Grade 12 Revision – What are macros?

Recording macros

What are Macros?
Often we use software to perform a set of operations many times. For example, to achieve a consistent, professional look in their documents, an organisation might add the company name, logo, and contact details to each document, and always format these using the same font, font size, and style. Manually repeating these actions on each document is tedious, time consuming, and prone error.

Macros can help because they let users record a series of operations and replay them all with the click of a button. In the above example, a user can start recording a macro, perform all the required text insertion and formatting operations, then save the macro. In future, running the macro will apply all the recorded operations at once.

Recording macros

Macros can record mouse clicks and keystrokes, or they can be written using a macro programming language, which is a bit more complex but offers greater control. Visual Basic for Applications (VBA), included with Microsoft Office, started out as a macro programming language.
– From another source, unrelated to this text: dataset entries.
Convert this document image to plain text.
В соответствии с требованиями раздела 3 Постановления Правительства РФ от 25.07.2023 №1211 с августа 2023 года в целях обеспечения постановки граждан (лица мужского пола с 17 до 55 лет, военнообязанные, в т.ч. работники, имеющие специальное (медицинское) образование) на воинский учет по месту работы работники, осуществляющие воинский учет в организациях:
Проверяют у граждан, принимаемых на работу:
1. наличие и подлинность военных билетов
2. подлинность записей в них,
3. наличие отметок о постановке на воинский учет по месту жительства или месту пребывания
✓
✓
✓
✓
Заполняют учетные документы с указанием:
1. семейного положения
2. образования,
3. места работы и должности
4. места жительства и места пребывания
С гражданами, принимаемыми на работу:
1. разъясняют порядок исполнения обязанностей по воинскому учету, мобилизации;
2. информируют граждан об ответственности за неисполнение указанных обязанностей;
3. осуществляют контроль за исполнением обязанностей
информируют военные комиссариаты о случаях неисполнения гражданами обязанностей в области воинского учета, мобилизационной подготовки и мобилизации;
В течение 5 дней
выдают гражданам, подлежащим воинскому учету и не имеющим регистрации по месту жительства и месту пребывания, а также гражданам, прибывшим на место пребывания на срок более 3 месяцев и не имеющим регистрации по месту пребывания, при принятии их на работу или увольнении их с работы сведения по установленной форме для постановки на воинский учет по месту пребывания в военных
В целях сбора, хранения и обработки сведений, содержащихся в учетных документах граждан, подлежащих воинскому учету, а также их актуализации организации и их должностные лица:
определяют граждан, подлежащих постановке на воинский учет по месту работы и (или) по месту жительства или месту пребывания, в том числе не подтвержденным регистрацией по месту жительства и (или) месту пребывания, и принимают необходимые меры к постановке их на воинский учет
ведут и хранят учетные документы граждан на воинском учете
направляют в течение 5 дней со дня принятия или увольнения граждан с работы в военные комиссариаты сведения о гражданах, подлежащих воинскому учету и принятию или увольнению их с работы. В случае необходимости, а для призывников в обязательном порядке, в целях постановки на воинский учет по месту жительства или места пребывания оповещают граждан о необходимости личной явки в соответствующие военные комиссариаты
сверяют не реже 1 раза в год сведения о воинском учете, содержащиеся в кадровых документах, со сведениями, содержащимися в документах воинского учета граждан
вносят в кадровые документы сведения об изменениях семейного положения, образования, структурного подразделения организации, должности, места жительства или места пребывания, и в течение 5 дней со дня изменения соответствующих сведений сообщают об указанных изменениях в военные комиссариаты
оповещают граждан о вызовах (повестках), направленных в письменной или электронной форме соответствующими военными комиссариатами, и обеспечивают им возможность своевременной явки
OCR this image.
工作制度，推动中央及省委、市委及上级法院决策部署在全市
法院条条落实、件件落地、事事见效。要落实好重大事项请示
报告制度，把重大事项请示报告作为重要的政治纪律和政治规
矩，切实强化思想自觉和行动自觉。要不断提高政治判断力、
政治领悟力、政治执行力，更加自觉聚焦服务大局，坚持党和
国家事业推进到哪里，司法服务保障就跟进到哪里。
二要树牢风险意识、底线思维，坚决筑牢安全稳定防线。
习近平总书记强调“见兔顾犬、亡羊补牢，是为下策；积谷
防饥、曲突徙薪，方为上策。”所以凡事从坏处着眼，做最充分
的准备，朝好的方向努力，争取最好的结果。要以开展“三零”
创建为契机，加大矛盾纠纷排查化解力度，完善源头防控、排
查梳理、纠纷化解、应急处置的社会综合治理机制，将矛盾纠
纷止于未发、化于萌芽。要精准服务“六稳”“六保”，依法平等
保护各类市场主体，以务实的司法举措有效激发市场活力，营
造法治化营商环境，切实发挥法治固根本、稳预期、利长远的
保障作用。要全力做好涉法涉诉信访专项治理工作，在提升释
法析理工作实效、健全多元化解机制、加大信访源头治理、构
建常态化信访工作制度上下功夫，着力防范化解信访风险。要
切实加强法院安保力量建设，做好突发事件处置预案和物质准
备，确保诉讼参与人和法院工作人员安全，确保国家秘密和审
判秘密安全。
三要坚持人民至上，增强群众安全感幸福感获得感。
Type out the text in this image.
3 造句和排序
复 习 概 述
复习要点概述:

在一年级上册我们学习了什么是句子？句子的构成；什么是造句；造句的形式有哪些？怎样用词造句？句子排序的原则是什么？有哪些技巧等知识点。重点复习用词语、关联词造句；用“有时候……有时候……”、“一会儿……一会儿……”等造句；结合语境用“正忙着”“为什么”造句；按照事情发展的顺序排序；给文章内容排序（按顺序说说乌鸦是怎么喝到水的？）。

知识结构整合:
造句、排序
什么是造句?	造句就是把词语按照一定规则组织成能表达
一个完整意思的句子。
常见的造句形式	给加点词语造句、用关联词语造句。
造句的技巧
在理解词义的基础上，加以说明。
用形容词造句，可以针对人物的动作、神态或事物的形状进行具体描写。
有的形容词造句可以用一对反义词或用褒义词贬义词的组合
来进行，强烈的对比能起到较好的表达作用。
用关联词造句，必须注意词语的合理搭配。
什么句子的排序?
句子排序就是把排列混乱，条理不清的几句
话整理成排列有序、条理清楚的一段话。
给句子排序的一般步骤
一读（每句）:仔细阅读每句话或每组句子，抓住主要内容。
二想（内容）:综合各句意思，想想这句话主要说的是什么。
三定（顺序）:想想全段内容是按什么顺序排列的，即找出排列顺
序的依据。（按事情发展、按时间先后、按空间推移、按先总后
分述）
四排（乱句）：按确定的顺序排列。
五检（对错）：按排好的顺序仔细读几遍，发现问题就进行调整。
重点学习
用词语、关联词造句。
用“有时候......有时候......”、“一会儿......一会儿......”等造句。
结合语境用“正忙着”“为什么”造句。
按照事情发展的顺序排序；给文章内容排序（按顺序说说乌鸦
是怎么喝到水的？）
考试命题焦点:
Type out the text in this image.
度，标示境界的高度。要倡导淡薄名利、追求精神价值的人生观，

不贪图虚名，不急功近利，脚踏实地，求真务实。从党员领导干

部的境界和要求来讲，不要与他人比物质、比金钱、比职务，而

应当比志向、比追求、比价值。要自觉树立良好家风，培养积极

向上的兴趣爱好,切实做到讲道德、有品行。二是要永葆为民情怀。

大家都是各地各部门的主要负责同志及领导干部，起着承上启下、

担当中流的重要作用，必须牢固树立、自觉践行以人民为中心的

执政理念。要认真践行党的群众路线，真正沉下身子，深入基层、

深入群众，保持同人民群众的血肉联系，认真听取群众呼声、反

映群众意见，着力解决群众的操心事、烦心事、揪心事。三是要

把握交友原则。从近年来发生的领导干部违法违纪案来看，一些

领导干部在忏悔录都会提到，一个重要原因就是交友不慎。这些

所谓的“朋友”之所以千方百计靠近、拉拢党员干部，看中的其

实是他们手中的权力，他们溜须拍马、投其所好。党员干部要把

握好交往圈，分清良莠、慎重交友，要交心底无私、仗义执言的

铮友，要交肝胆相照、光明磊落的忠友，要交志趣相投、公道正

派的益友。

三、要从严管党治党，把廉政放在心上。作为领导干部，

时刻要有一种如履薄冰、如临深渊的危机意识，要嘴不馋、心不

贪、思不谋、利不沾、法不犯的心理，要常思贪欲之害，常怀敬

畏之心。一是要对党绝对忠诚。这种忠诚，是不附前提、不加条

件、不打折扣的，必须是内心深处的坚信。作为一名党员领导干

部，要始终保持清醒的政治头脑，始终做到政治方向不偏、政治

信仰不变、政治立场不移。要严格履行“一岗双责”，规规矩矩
Macros are not limited to word processors – they are used in a lot of software, including databases, spreadsheets, and text editors. Tasks can include:

  • Applying consistent formatting (as explained above)
  • Extracting information from a document (such as all email addresses or links)
  • Include text only under certain conditions (e.g. in a questionnaire, if a user selects “other” in response to “Where did you hear about our company”, a box can appear asking them to enter some text to explain their response.
  • Databases: Automatically perform actions (such as updating fields) on a set of records
  • Databases: Performing several operations when a button is clicked, such as opening a form, running a query, and finding a record.

The key point is that macros are used to record and replay a series of actions.

Security Concerns and Macro Viruses
Macros created by malicious users are known as macro viruses. Macro viruses take advantage of macro programming features to cause problems or spread malware. For example, a macro virus might randomly delete data from a document, rendering it useless. Some macro viruses go further and automatically download and installĀ  malware from the Internet with the user’s knowledge.

Macro viruses can spread themselves by embedding themselves in other documents or templates, and by emailing copies of infected documents to addresses in the user’s address book (this is what the famous Melissa macro virus did).

Macro viruses are usually configured to run automatically when a document is opened, without any interaction from the user. For this reason, it is a good idea to check your macro security settings and disable the option to automatically run them (this is usually the default setting now).